Wednesday, September 4, 2013

Love Force (Satagraha)




Photo
Mahatma Gandhi

“Love is the strongest force the world possesses and yet it is the humblest imaginable.”


Mahatma Gandhi
Gandhi described Satagraha as follows:
I have also called it love-force or soul-force. In the application of satyagraha, I discovered in the earliest stages that pursuit of truth did not admit of violence being inflicted on one’s opponent but that he must be weaned from error by patience and compassion. For what appears to be truth to the one may appear to be error to the other. And patience means self-suffering. So the doctrine came to mean vindication of truth, not by infliction of suffering on the opponent, but on oneself.[7]
 
Love is a force more formidable than any other. It is invisible - it cannot be seen or measured, yet it is powerful enough to transform you in a moment, and offer you more joy than any material possession could.     Barbara de Angelis

Gandhi distinguished between satyagraha and Nonviolent resistance in the following letter:
I have drawn the distinction between passive resistance as understood and practised in the West and satyagraha before I had evolved the doctrine of the latter to
its full logical and spiritual extent. I often used “passive resistance” and “satyagraha” as synonymous terms: but as the doctrine of satyagraha developed, the expression “passive resistance” ceases even to be synonymous, as passive resistance has admitted of violence as in the case of the suffragettes and has been universally acknowledged to be a weapon of the weak. Moreover, passive resistance does not necessarily involve complete adherence to truth under every circumstance. Therefore it is different from satyagraha in three essentials: Satyagraha is a weapon of the strong; it admits of no violence under any circumstance whatsoever; and it ever insists upon truth. I think I have now made the distinction perfectly clear."[8]

Defining success of Soul or Love Force:
Assessing the extent to which Gandhi's ideas of satyagraha were or were not successful in the Indian independence struggle is a complex task.

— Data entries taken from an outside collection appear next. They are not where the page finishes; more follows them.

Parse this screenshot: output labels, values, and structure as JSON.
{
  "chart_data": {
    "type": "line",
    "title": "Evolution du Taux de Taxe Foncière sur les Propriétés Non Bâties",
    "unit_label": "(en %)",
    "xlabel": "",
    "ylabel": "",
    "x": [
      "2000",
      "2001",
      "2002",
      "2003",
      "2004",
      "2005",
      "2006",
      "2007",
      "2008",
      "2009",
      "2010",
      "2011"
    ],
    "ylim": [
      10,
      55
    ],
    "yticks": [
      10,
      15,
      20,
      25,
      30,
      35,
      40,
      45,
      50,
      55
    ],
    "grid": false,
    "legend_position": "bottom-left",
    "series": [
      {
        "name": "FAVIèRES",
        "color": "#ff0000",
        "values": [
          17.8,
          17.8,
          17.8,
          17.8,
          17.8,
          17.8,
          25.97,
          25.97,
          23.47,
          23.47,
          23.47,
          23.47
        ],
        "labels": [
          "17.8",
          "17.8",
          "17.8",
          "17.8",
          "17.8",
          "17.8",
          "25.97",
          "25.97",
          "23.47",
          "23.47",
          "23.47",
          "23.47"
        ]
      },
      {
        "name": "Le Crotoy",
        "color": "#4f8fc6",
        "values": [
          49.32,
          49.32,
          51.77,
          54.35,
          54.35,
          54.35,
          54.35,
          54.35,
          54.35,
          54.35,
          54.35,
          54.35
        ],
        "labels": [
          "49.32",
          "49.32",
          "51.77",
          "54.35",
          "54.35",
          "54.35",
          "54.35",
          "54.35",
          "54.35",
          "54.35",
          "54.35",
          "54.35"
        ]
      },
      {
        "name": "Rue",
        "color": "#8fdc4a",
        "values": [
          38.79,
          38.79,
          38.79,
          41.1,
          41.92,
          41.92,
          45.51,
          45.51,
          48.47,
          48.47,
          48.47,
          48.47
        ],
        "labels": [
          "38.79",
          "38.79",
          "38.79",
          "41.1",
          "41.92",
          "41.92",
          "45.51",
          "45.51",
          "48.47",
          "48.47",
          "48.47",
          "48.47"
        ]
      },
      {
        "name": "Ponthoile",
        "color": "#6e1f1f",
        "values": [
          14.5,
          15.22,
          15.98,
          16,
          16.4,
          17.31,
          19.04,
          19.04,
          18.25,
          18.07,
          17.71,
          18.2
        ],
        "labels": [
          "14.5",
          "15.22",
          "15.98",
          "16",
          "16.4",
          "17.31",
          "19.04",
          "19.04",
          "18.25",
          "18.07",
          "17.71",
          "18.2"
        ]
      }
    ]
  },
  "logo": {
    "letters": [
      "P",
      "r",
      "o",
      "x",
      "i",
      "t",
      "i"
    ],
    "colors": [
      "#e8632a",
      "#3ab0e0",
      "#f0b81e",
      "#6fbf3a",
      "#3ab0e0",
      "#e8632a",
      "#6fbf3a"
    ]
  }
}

Judith Brown has suggested that "this is a political strategy and technique which, for its outcomes, depends of historical specificities."[9] The view taken by Gandhi differs from the idea that the goal in any conflict is necessarily to defeat the opponent or frustrate the opponent’s objectives, or to meet one’s own objectives despite the efforts of the opponent to obstruct these. In satyagraha, by contrast, these are not the goals. “The Satyagrahi’s object is to convert, not to coerce, the wrong-doer.”[10] Success is defined as cooperating with the opponent to meet a just end that the opponent is unwittingly obstructing. The opponent must be converted, at least as far as to stop obstructing the just end, for this cooperation to take place.


The theory of satyagraha sees means and ends as inseparable. The means used to obtain an end are wrapped up in and attached to that end. Therefore, it is contradictory to try to use unjust means to obtain justice or to try to use violence to obtain peace. As Gandhi wrote: “They say, 'means are, after all, means'. I would say, 'means are, after all, everything'. As the means so the end...”[11]
Gandhi used an example to explain this:

If I want to deprive you of your watch, I shall certainly have to fight for it; if I want to buy your watch, I shall have to pay for it; and if I want a gift, I shall have to plead for it; and, according to the means I employ, the watch is stolen property, my own property, or a donation.[12]
Gandhi rejected the idea that injustice should, or even could, be fought against “by any means necessary” – if you use violent, coercive, unjust means, whatever ends you produce will necessarily embed that injustice. To those who preached violence and called nonviolent actionists cowards, he replied: “I do believe that, where there is only a choice between cowardice and violence, I would advise violence....I would rather have India resort to arms in order to defend her honour than that she should, in a cowardly manner, become or remain a helpless witness to her own dishonour....But I believe that nonviolence is infinitely superior to violence, forgiveness is more manly than punishment.”[13]  

Extending Boundaries of Glowing Love
 

 
Extend the boundaries of the glowing kingdom of your love, gradually including your family, your neighbors, your community, your country, all countries -- all living sentient creatures.